IN RE: Richard FELICIANO, Petitioner, v. Donald SELSKY, as Director of Special Housing/Inmate Disciplinary Program, Respondent.

Decided: July 22, 1999

Before:  MERCURE, J.P., CREW III, YESAWICH JR., SPAIN and CARPINELLO, JJ. Richard Feliciano, Ogdensburg, petitioner in person. Eliot Spitzer, Attorney-General (Laura Etlinger of counsel), Albany, for respondent.

Proceeding pursuant to CPLR article 78 (transferred to this court by order of the Supreme Court, entered in Albany County) to review a determination of the Commissioner of Correctional Services which found petitioner guilty of violating a prison disciplinary rule.

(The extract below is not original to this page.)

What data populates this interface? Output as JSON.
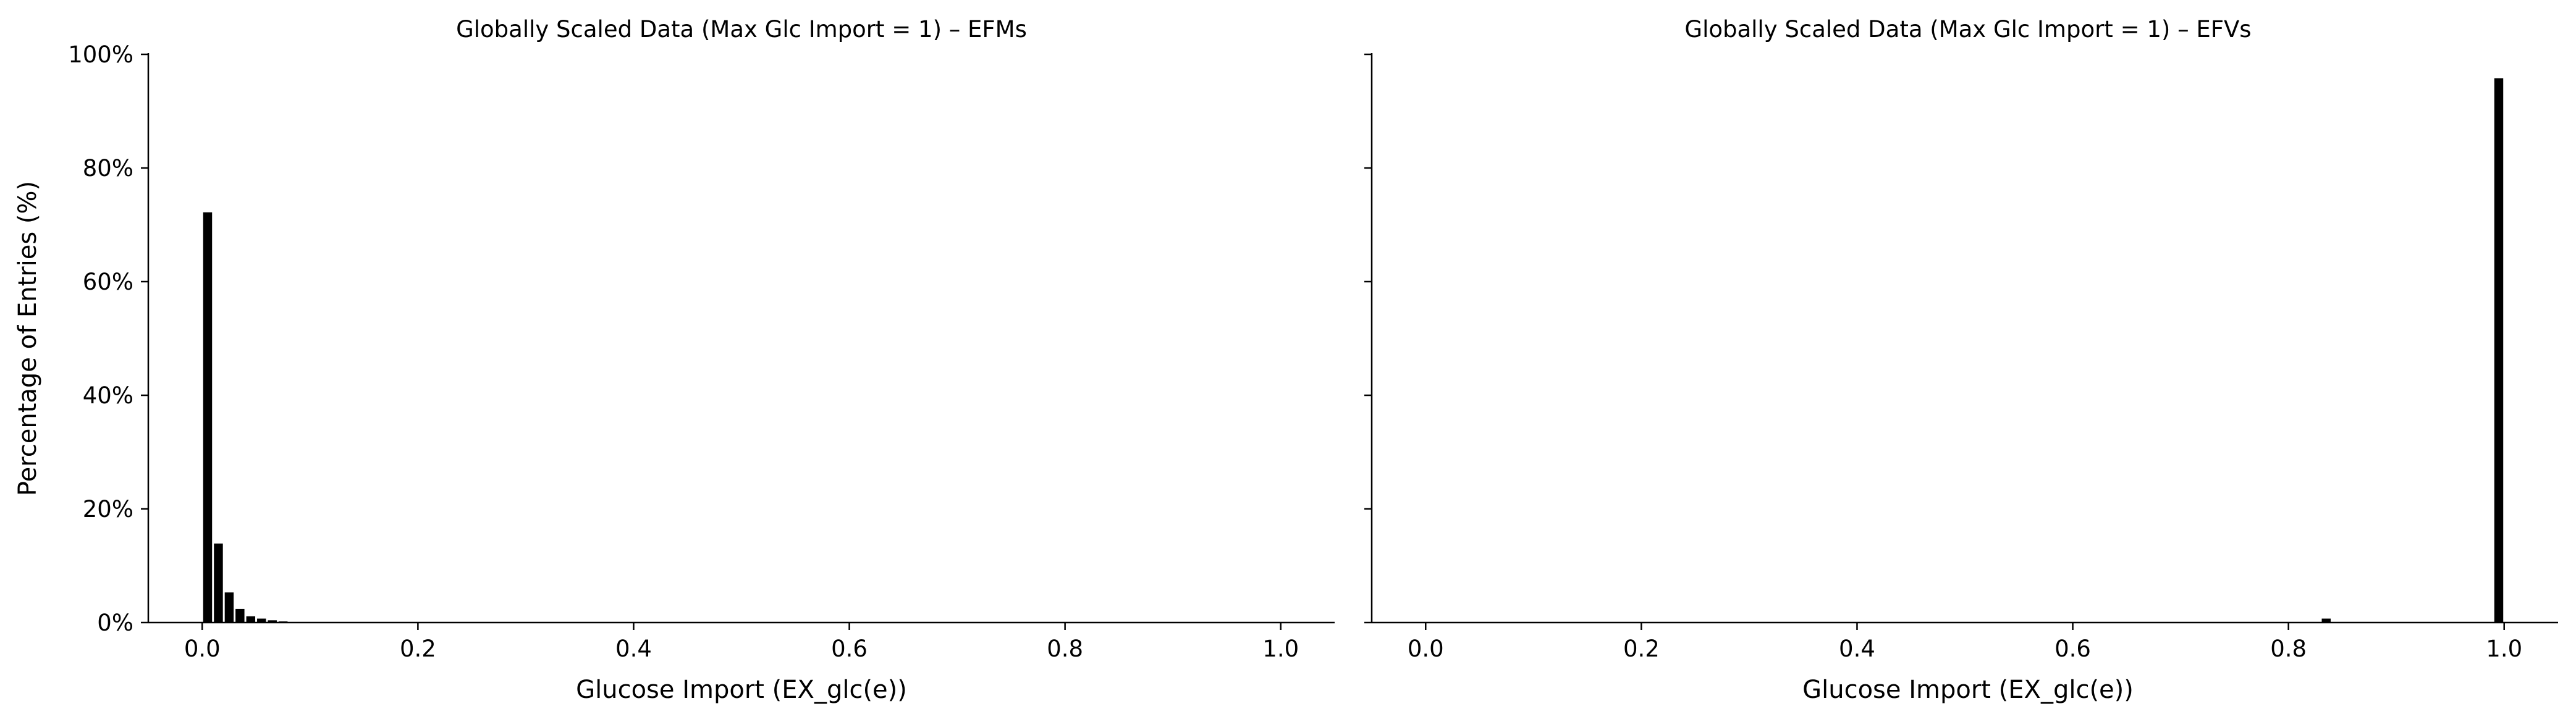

Following a tier III disciplinary hearing, petitioner, a prison inmate, was found guilty of violating the prison disciplinary rule which prohibits inmates from possessing unauthorized organizational insignia or materials.   According to the misbehavior report, a search of petitioner's cell produced a drawing which depicted gang-related symbols and slogans.   Petitioner admitted possessing the drawing but stated that he borrowed it from another inmate and had no idea of its significance.   Petitioner's guilt was affirmed upon his administrative appeal and he thereafter commenced this CPLR article 78 proceeding to challenge the determination.   We confirm.

Initially, we find that the misbehavior report, combined with the evidence relied upon by the Hearing Officer, i.e., petitioner's own admissions and the testimony of the reporting correction officer and another correction officer who had received special training with respect to prison gangs, provide substantial evidence of his guilt (see, Matter of Foster v. Coughlin, 76 N.Y.2d 964, 966, 563 N.Y.S.2d 728, 565 N.E.2d 477).   Although petitioner claimed to be unaware that possession of this type of drawing was prohibited, this “does not absolve him from guilt” (Matter of Jenkins v. Senkowski, 221 A.D.2d 779, 634 N.Y.S.2d 224).   The remaining arguments raised in petitioner's brief, including his challenge to the sufficiency of the misbehavior report and his claim of Hearing Officer bias, have been waived due to his failure to object at the hearing.   Were these contentions properly before us, we would find them to be unsupported by the record.

ADJUDGED that the determination is confirmed, without costs, and petition dismissed.